President Trump's firing of FBI Director James B. Comey — who was overseeing the probe of the Trump campaign's possible collusion with Russia to influence the 2016 election — was technically legal, since the president acted within his official authority. But it plainly violates the democratic norms that have long governed the use of presidential power, and bears Nixonian overtones. With Trump mirroring Nixon's brazen highhandedness, the most pressing question is whether Republicans in Congress will muster the same courage and integrity Republicans did after Watergate.
Comey's unceremonious firing brings to mind the Saturday Night Massacre of October 1973, when Nixon ordered the sacking of Archibald Cox, the special prosecutor who was pursuing Watergate and who was demanding to hear the secret White House recordings that might contain evidence of Nixon's role in the scandal.

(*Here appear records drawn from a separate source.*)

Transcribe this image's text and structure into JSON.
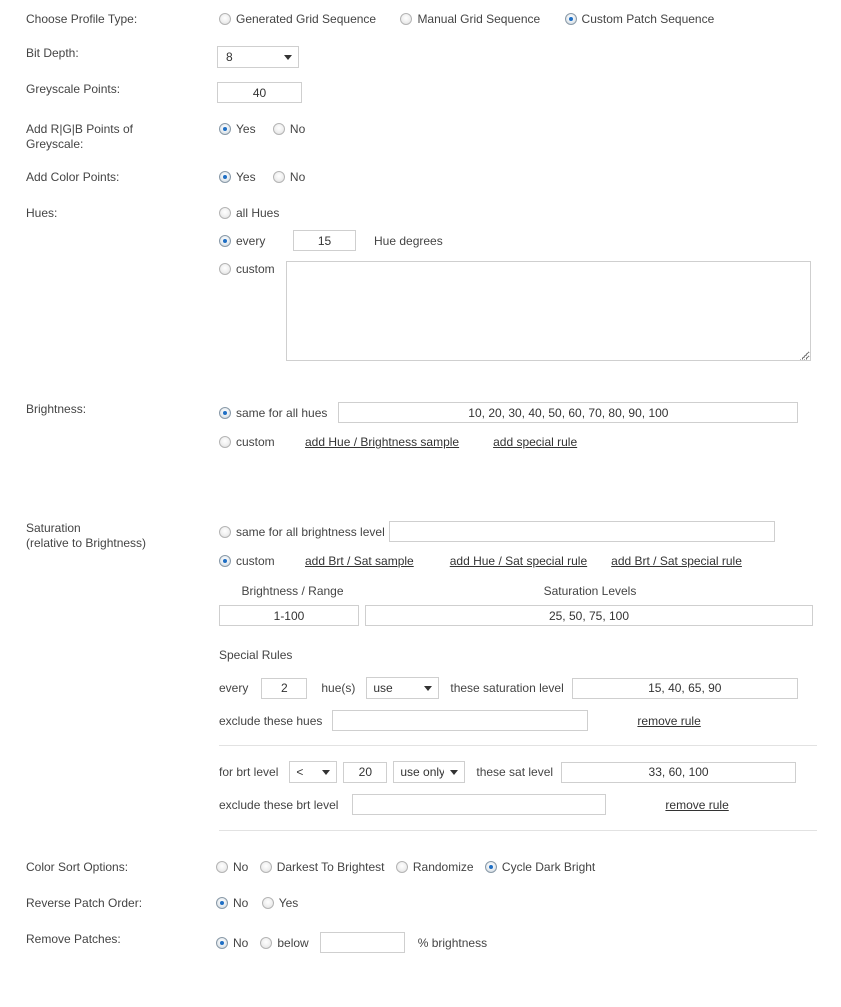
{
  "profile_type": {
    "label": "Choose Profile Type:",
    "options": [
      {
        "label": "Generated Grid Sequence",
        "selected": false
      },
      {
        "label": "Manual Grid Sequence",
        "selected": false
      },
      {
        "label": "Custom Patch Sequence",
        "selected": true
      }
    ]
  },
  "bit_depth": {
    "label": "Bit Depth:",
    "value": "8"
  },
  "greyscale_points": {
    "label": "Greyscale Points:",
    "value": "40"
  },
  "rgb_points": {
    "label_line1": "Add R|G|B Points of",
    "label_line2": "Greyscale:",
    "yes": "Yes",
    "no": "No",
    "selected": "Yes"
  },
  "color_points": {
    "label": "Add Color Points:",
    "yes": "Yes",
    "no": "No",
    "selected": "Yes"
  },
  "hues": {
    "label": "Hues:",
    "all_label": "all Hues",
    "every_label": "every",
    "every_value": "15",
    "degrees_label": "Hue degrees",
    "custom_label": "custom",
    "custom_value": "",
    "selected": "every"
  },
  "brightness": {
    "label": "Brightness:",
    "same_label": "same for all hues",
    "same_value": "10, 20, 30, 40, 50, 60, 70, 80, 90, 100",
    "custom_label": "custom",
    "link_sample": "add Hue / Brightness sample",
    "link_special": "add special rule",
    "selected": "same"
  },
  "saturation": {
    "label_line1": "Saturation",
    "label_line2": "(relative to Brightness)",
    "same_label": "same for all brightness level",
    "same_value": "",
    "custom_label": "custom",
    "link_sample": "add Brt / Sat sample",
    "link_hue_rule": "add Hue / Sat special rule",
    "link_brt_rule": "add Brt / Sat special rule",
    "selected": "custom",
    "table": {
      "header_brightness": "Brightness / Range",
      "header_saturation": "Saturation Levels",
      "brightness_value": "1-100",
      "saturation_value": "25, 50, 75, 100"
    },
    "special_rules_title": "Special Rules",
    "rules": [
      {
        "prefix": "every",
        "count": "2",
        "unit": "hue(s)",
        "mode": "use",
        "mode_options": [
          "use",
          "use only"
        ],
        "suffix": "these saturation level",
        "levels": "15, 40, 65, 90",
        "exclude_label": "exclude these hues",
        "exclude_value": "",
        "remove_label": "remove rule"
      },
      {
        "prefix": "for brt level",
        "comparator": "<",
        "comparator_options": [
          "<",
          ">",
          "="
        ],
        "count": "20",
        "mode": "use only",
        "mode_options": [
          "use",
          "use only"
        ],
        "suffix": "these sat level",
        "levels": "33, 60, 100",
        "exclude_label": "exclude these brt level",
        "exclude_value": "",
        "remove_label": "remove rule"
      }
    ]
  },
  "color_sort": {
    "label": "Color Sort Options:",
    "options": [
      {
        "label": "No",
        "selected": false
      },
      {
        "label": "Darkest To Brightest",
        "selected": false
      },
      {
        "label": "Randomize",
        "selected": false
      },
      {
        "label": "Cycle Dark Bright",
        "selected": true
      }
    ]
  },
  "reverse_order": {
    "label": "Reverse Patch Order:",
    "options": [
      {
        "label": "No",
        "selected": true
      },
      {
        "label": "Yes",
        "selected": false
      }
    ]
  },
  "remove_patches": {
    "label": "Remove Patches:",
    "no_label": "No",
    "below_label": "below",
    "below_value": "",
    "suffix": "% brightness",
    "selected": "No"
  }
}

On that fateful night, the top two Justice Department officials, Attorney General Elliot Richardson and his deputy, William Ruckelshaus, resigned rather than carry out Nixon's orders. Solicitor General Robert Bork finally fired Cox, and days later abolished the special prosecutor's office altogether.
Nixon's actions then were also technically legal. But as everyone could see, they constituted a blatant attempt to snuff out an investigation that was closing in on him. In that sense, the parallels with Trump's firing of Comey seem striking.

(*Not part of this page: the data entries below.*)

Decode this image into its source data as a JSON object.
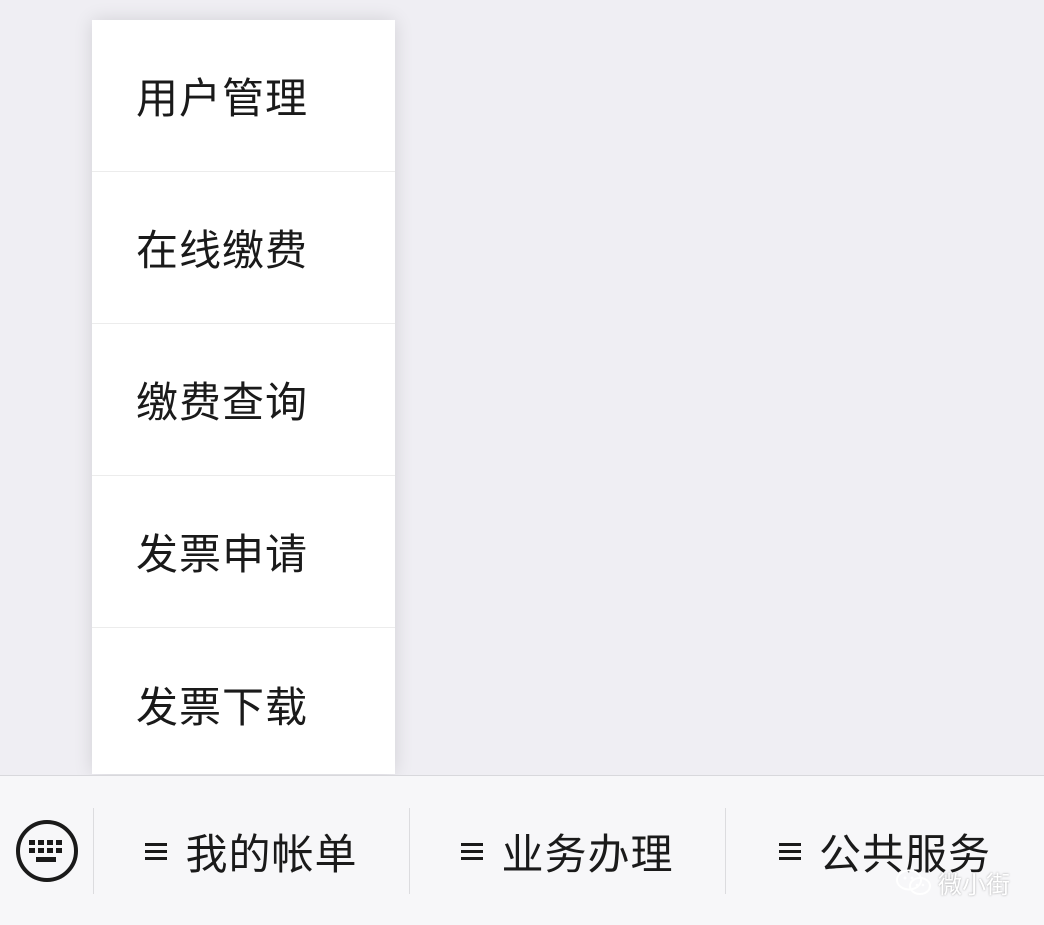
{
  "popup_menu": {
    "items": [
      {
        "label": "用户管理"
      },
      {
        "label": "在线缴费"
      },
      {
        "label": "缴费查询"
      },
      {
        "label": "发票申请"
      },
      {
        "label": "发票下载"
      }
    ]
  },
  "bottom_bar": {
    "keyboard_icon": "keyboard-icon",
    "tabs": [
      {
        "label": "我的帐单",
        "icon": "menu-icon"
      },
      {
        "label": "业务办理",
        "icon": "menu-icon"
      },
      {
        "label": "公共服务",
        "icon": "menu-icon"
      }
    ]
  },
  "watermark": {
    "text": "微小街",
    "icon": "wechat-icon"
  },
  "colors": {
    "background": "#efeef3",
    "menu_background": "#ffffff",
    "bar_background": "#f7f7f9",
    "text": "#1a1a1a"
  }
}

In both instances, the sitting president was suspected of having tampered with the machinery of our democratic presidential elections. In Watergate, many feared that Nixon had ordered or covered up his aides' burglary of the opposing party's headquarters; today, circumstantial evidence is mounting that Trump or his aides may have colluded with Russia to hack e-mail accounts to sway public opinion against his opponent, Hillary Clinton.
In both instances, too, postelection investigations had amassed strong evidence of serious wrongdoing. And in both instances, it was vital to guarantee that the president not be permitted to unilaterally end an inquiry into his own misdeeds.
In the parlous days of 1973, it fell to Congress to ensure that the system worked. Likewise, in the days ahead, Congress again will decide whether our nation's democratic norms are upheld or whether, under Trump, America takes a step toward the model of Russia, Turkey or Venezuela — countries where some trappings of democracy still remain but the rule of law and the will of the voters have come to mean little.